I have a MarkLogic 7 database in which several documents are inserted and every document has its own created-on and released-on. Say for example if a document is inserted into the database at 1400 hrs and its released-on value is 1700 hrs then I need to POST this document to an external REST service at 1700 hrs.

I have tried the following options:

  1. Configure a CPF pipeline such that whenever a document is inserted it's released-on value is read and a Scheduled Task is created to trigger based on the timestamp value read from released-on.

    Following are the queries/ observations for this approach:

    1. Since admin configuration manipulation APIs are not transactionally protected operations I need to force a lock on some URI in order to create Scheduled Tasks from within CPF action modules running in parallel. For details read here

    2. When I insert 1000 documents it takes around 20 minutes for the CPF action modules to trigger and create 1000 scheduled tasks based on the released-on value read from the inserted document.
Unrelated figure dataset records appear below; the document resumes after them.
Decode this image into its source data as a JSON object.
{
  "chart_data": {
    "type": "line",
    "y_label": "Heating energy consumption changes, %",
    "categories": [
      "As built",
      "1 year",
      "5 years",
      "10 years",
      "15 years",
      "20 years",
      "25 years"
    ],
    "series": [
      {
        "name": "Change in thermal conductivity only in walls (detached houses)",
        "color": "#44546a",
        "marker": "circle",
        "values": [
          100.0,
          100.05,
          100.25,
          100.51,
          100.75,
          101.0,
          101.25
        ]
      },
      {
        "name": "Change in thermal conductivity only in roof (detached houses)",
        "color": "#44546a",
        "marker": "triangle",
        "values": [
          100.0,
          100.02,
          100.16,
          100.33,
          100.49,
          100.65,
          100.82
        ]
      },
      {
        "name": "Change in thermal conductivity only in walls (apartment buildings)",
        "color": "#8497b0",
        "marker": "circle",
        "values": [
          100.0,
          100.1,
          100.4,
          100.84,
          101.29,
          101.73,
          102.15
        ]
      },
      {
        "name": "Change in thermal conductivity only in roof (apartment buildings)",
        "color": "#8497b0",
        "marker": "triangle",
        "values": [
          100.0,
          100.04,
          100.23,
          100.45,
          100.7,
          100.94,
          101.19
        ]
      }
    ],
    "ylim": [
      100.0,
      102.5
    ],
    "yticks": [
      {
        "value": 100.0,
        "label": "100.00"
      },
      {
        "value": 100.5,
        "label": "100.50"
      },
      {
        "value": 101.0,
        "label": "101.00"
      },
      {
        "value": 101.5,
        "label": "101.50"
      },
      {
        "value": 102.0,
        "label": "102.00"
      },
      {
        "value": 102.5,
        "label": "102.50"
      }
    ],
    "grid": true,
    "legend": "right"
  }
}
    3. How can I pass the URI of the document that triggered the CPF action module to the Schedule Task which got created from within the CPF action module based on the released-on value read from the document?

  2. Configure a CPF pipeline such that whenever a document is inserted it's released-on value is read and xdmp:sleep() is called with the milliseconds remaining between current date Time and the value of released-on in the document.

    Following are the queries/ observations for this approach:

    1. The Task Server threads on which the CPF action modules are triggered remain occupied and are not released when xdmp:sleep() is called from within them due to which at any time CPF action module is triggered for 16 maximum documents and others remain in queue.

    2. Is there any way we can configure the sleeping thread to become inactive and let other queued action modules to get triggered and when the sleep duration has been elapsed then it again becomes active?

  3. Configure a muti-step CPF pipeline as described here in which the document keeps bouncing between two states till the time released-on timestamp has arrived.

    Following are the queries/ observations for this approach:

    1. Even when 30 documents were inserted the CPU utilization was observed to be 100%

In all the attempts a lot of system resources (CPU and RAM) get utilized even for as small as 1000 documents. I need to find an approach that can cater even 100K documents.

Please let me know in case there are any improvements that can be done in the above mentioned approaches or MarkLogic provides some other way to efficiently handle such scenarios.

回答1:

Rather than CPF, you could set up a scheduled job that will run, say, every 10 minutes and look for documents that are ready to be published. That job would look for documents with released-on values between fn:current-dateTime() and the last time the job ran, which I would save in the database.

For each of those documents, you would spawn a task to POST the document, so that an error in one doesn't cause problems for the others. After looping through, save the current time in the database for the next time.

The 10-minute window can be as large or small as you like, depending on your tolerance for a little delay.